A difference in valuation has led to a serious conflict between the executors of the late pop star Michael Jackson’s estate and the Internal Revenue Service. There are a few main points of conflict. First is the problem of the appropriate date of valuation, since Jackson’s estate was in serious debt and financial troubles at the time of his death but shortly after began increasing in value as prudent estate executors effectively managed assets. For tax purposes, the value can be assessed either on the date of death or six months after the person’s passing, but there must be agreement between the IRS and the estate on the appropriate date.
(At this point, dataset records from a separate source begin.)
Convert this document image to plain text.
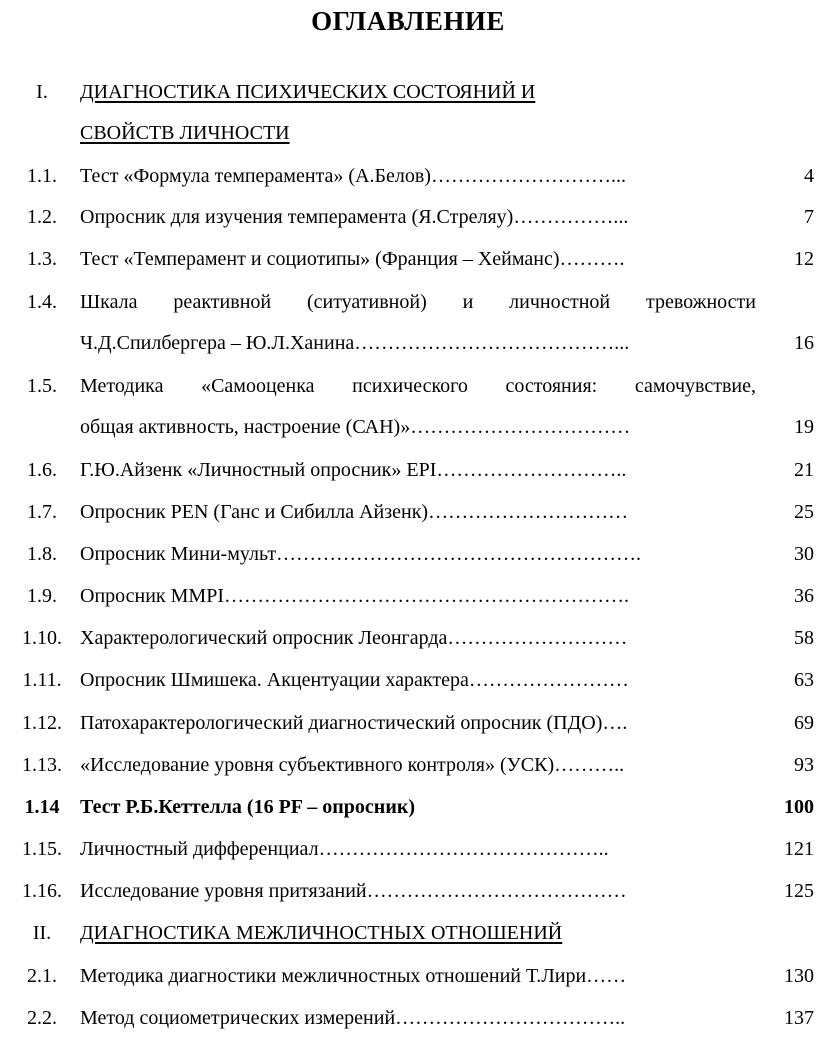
ОГЛАВЛЕНИЕ
I.	ДИАГНОСТИКА ПСИХИЧЕСКИХ СОСТОЯНИЙ И
СВОЙСТВ ЛИЧНОСТИ
1.1.	Тест «Формула темперамента» (А.Белов)………………………...	4
1.2.	Опросник для изучения темперамента (Я.Стреляу)……………...	7
1.3.	Тест «Темперамент и социотипы» (Франция – Хейманс)……….	12
1.4.	Шкала реактивной (ситуативной) и личностной тревожности
Ч.Д.Спилбергера – Ю.Л.Ханина…………………………………...	16
1.5.	Методика «Самооценка психического состояния: самочувствие,
общая активность, настроение (САН)»……………………………	19
1.6.	Г.Ю.Айзенк «Личностный опросник» EPI………………………..	21
1.7.	Опросник PEN (Ганс и Сибилла Айзенк)…………………………	25
1.8.	Опросник Мини-мульт……………………………………………….	30
1.9.	Опросник MMPI…………………………………………………….	36
1.10. Характерологический опросник Леонгарда………………………	58
1.11. Опросник Шмишека. Акцентуации характера……………………	63
1.12. Патохарактерологический диагностический опросник (ПДО)….	69
1.13. «Исследование уровня субъективного контроля» (УСК)………..	93
1.14	Тест Р.Б.Кеттелла (16 PF – опросник)	100
1.15. Личностный дифференциал……………………………………..	121
1.16. Исследование уровня притязаний…………………………………	125
II.	ДИАГНОСТИКА МЕЖЛИЧНОСТНЫХ ОТНОШЕНИЙ
2.1.	Методика диагностики межличностных отношений Т.Лири……	130
2.2.	Метод социометрических измерений……………………………..	137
The second issue is the valuation of specific assets within the estate, particularly of Mr. Jackson’s own likeness as it is used on promotional materials and merchandise, and in his interest in his own copyrights and the substantial portion of The Beatles catalog copyrights. The estate executors valued Mr. Jackson’s likeness at $2,105 when he passed away and valued the catalog of copyrights at zero dollars, possibly based on a large loan that was taken out on those assets. The IRS saw things differently, valuing Mr. Jackson’s likeness at $434.264 million and the catalog at $469 million.

Those discrepancies along with several others have led the estate executors to claim a total taxable value of $7 million, while the IRS believes it is $1.125 billion. This large gap means that the IRS is pursuing harsh penalties against the estate for intentionally undervaluing the assets.

While this is certainly one of the more extreme cases, the lesson of thoughtful and accurate estate valuation is important for everyone putting together an estate and tax plan. It is crucial to strike a balance between finding tax saving strategies and pushing the limits too far and winding up in conflict with the IRS.